Tamarack Valley commissions Wembley gas plant in Alberta

July 27, 2023
Tamarack Valley Energy Ltd., Calgary, completed construction and commissioning of its owned and operated 15 MMcfd Wembley gas plant, which will process associated natural gas from the operator’s Charlie Lake play in Alberta.

Tamarack Valley Energy Ltd., Calgary, completed construction and commissioning of its owned and operated 15 MMcfd Wembley gas plant, which will process associated natural gas from the operator’s Charlie Lake play in Alberta. The plant, which is expandable to 30 MMcfd, was brought onstream June 9, the company said in a July 27 earnings release.

The company also agreed to sell a 49.9% stake in the sweet natural gas processing plant, in addition to gross overriding royalty interests in the Clearwater and Charlie Lake operating areas including 17,000 gross undeveloped acres to Calgary-based Topaz Energy Corp. for $39.5 million (Can.). Following closing of the sale, Tamarack will continue to operate the gas plant and will retain full access to 100% of the capacity, the company said.
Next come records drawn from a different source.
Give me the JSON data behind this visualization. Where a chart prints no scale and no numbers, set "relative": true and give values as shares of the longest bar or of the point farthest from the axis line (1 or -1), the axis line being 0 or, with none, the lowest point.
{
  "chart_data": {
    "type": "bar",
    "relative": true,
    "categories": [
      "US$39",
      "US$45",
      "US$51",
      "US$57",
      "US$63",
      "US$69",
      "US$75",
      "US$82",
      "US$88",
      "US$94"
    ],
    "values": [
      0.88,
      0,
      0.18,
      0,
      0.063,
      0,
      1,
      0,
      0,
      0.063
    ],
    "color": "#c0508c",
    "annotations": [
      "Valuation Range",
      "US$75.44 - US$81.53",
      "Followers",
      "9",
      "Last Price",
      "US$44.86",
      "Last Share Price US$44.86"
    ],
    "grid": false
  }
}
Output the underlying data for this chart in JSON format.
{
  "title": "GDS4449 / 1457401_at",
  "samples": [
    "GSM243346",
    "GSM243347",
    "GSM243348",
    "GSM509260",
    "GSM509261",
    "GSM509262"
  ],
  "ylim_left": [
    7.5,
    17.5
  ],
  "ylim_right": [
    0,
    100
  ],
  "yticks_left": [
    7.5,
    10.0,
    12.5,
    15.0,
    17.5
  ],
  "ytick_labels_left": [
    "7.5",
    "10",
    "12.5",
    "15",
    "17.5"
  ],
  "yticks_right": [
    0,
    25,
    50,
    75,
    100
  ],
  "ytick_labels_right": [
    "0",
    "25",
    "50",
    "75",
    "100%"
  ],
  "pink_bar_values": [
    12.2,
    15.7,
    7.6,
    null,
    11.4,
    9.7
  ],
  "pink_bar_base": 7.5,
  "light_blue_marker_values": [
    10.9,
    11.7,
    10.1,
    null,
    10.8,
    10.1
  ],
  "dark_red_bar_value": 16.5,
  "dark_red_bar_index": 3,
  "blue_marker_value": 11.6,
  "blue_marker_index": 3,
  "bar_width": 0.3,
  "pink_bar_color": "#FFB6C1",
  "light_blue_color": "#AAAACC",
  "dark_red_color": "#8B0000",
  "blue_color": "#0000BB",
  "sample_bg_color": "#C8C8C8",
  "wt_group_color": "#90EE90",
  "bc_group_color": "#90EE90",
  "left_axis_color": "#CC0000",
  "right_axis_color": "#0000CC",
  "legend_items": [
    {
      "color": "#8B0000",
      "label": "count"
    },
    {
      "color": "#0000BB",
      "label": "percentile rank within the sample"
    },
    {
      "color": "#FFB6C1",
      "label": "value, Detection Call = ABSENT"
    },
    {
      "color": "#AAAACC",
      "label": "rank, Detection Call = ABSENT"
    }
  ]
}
Activity in Charlie Lake resulted in drilling of five net wells and completion of eight net wells with six net wells coming on stream during the quarter. Production averaged 15,000 boe/d, representing 22% of the total corporate production for the quarter.

The five wells are flowing through the Wembley plant with initial rates averaging 800-900 b/d of oil per well. Charlie Lake rates are expected to remain stable in the 16,000-17,000 boe/d range. The company expects to begin drilling one well (0.5 net) in August and continue in late September with three net operated wells planned for this year’s fourth quarter.

Clearwater production averaged 37,800 boe/d in the quarter, representing 57% of corporate production. During the quarter, Tamarak drilled and brought onstream 19 net and 22 net wells, respectively. The company drilled two net injector wells. Tamarack currently has six rigs running (three at Nipisi/West Marten Hills, two at Marten Hills, and one at Southern Clearwater).

Overall, the company had quarterly volumes of 66,738 boe/d, a 52% year-over-year increase (21% on a per share basis). The development program was partially offset by a loss of 1,500 boe/d due to direct and indirect impacts of the Alberta wildfires and unplanned third-party outages. Production impacts were largely restored prior to June 30, with second-half production levels expected to average 68,000-70,000 boe/d.

Full year production guidance is maintained at 67,000-71,000 boe/d.

The company invested $117.8 million in the quarter, including drilling, completion, and equipping of 19 net Clearwater wells and five net Charlie Lake wells.

The company's capital budget for the year remains unchanged at $425-475 million (Can.)